One such example is the termination of the AD and CVD proceedings concerning imports of farmed Atlantic salmon originating in Norway and the AD proceeding concerning imports of farmed Atlantic salmon originating in Chile and the Faeroe Islands. The EU considered factors like availability of the product at competitive prices, possibility of closure of downstream industries from imports of their finished products, inflation, employment and economic growth to determine that it is not in the community interest to apply such measures[9].

Canada: Discretionary but structured public interest review

Canada provides a hybrid model, where the Canadian International Trade Tribunal (CITT) can conduct a public interest inquiry under Section 45 of the Special Import Measures Act (SIMA) if there is evidence that duties would negatively affect Canadian public interest.[10]

Conclusion

As India’s trade remedy regime evolves, the increasing reliance on consumers/user interests under the larger public interest analyses as a basis for rejecting duty recommendations by the MoF without a structed enabling provision detailing the factors to be considered for public interest analyses has exposed significant legal gaps.[11]

International practice shows that public interest need not be a threat to effective trade protection. Jurisdictions like the European Union and Canada have demonstrated how structured discretion can strengthen, rather than weaken, the credibility of trade remedies framework. India can draw upon these models to build a context-specific, developmental framework.

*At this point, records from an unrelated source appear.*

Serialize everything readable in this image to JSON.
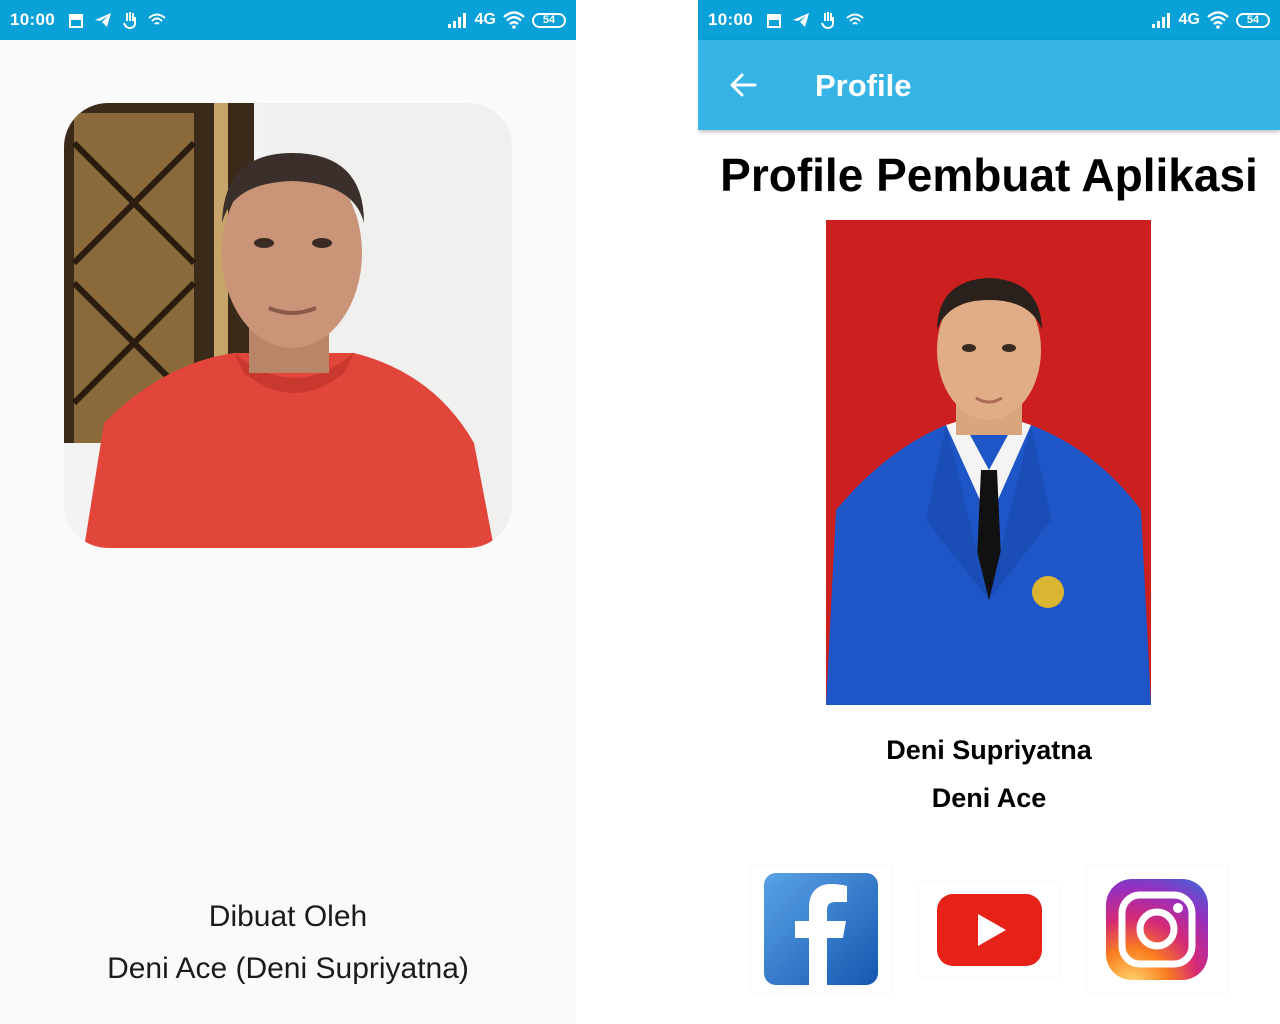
{
  "status_bar": {
    "time": "10:00",
    "network": "4G",
    "battery": "54",
    "icons": [
      "store-icon",
      "telegram-icon",
      "hand-icon",
      "wifi-small-icon",
      "signal-icon",
      "wifi-icon",
      "battery-icon"
    ]
  },
  "splash_screen": {
    "credit_line1": "Dibuat Oleh",
    "credit_line2": "Deni Ace (Deni Supriyatna)"
  },
  "profile_screen": {
    "appbar_title": "Profile",
    "heading": "Profile Pembuat Aplikasi",
    "full_name": "Deni Supriyatna",
    "nickname": "Deni Ace",
    "social_icons": [
      "facebook-icon",
      "youtube-icon",
      "instagram-icon"
    ]
  },
  "colors": {
    "status_bar": "#0aa0d8",
    "app_bar": "#36b4e6",
    "facebook": "#1877f2",
    "youtube": "#e62117",
    "instagram_gradient": [
      "#feda75",
      "#fa7e1e",
      "#d62976",
      "#962fbf",
      "#4f5bd5"
    ]
  }
}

[The authors are Partner and Senior Associate, respectively, in International Trade and WTO practice at Lakshmikumaran & Sridharan Attorneys, New Delhi]

 

[1] Article 21, Regulation (EU) 2016/1036 of the European Parliament and of the Council of 8 June 2016 on protection against dumped imports from countries not members of the European Union (here)

[2] Section 45, Special Import Measures Act (here)

[3] Article 9.1 of Agreement on Implementation of Article VI of the General Agreement on Tariffs and Trade 1994 (here)

[4] Page 3, Public Interest Requirement in Anti-Dumping Investigation (here)

[5] Final Findings [F. No. 6/12/2021-DGTR] dated 16 August 2022 (here)

[6] Office Memorandum F. No. CBIC-190354/288/2022-TO(TRU-I)-CBEC dated 15 November 2022 (here)

[7] Below are certain examples of cases relating to upstream and downstream products of textile industry:

Anti-dumping investigation concerning imports of ‘Caprolactam’ originating in or exported from European Union, Korea RP, Russia and Thailand (here)

Anti-dumping investigation concerning imports of ‘Viscose Rayon Filament Yarn (VFY)’ originating in or exported from China PR (here)

Sunset review of anti-dumping duties levied on imports of ‘High Tenacity Polyester Yarn’ originating in or exported from China PR (here)

 

[8] Article 21, Regulation (EU) 2016/1036 of the European Parliament and of the Council of 8 June 2016 on protection against dumped imports from countries not members of the European Union (here)

[9] Council Regulation (EC) No 930/2003 dated 26 May 2003 (here)

[10] Section 45, Special Import Measures Act (here). 

Appendix 4 of public interest inquiry guidelines provide factors that the tribunal may consider in a public interest inquiry. The factors include availability of alternative goods, effects of full duties on competition and consumers, impact on input-using producers, access to technology, consumer choice, and potential damage to domestic input producers. (here)

[11] Several cases questioning the powers of MoF and the basis for its decisions are pending before the Hon’ble Supreme Court of India and various High Courts.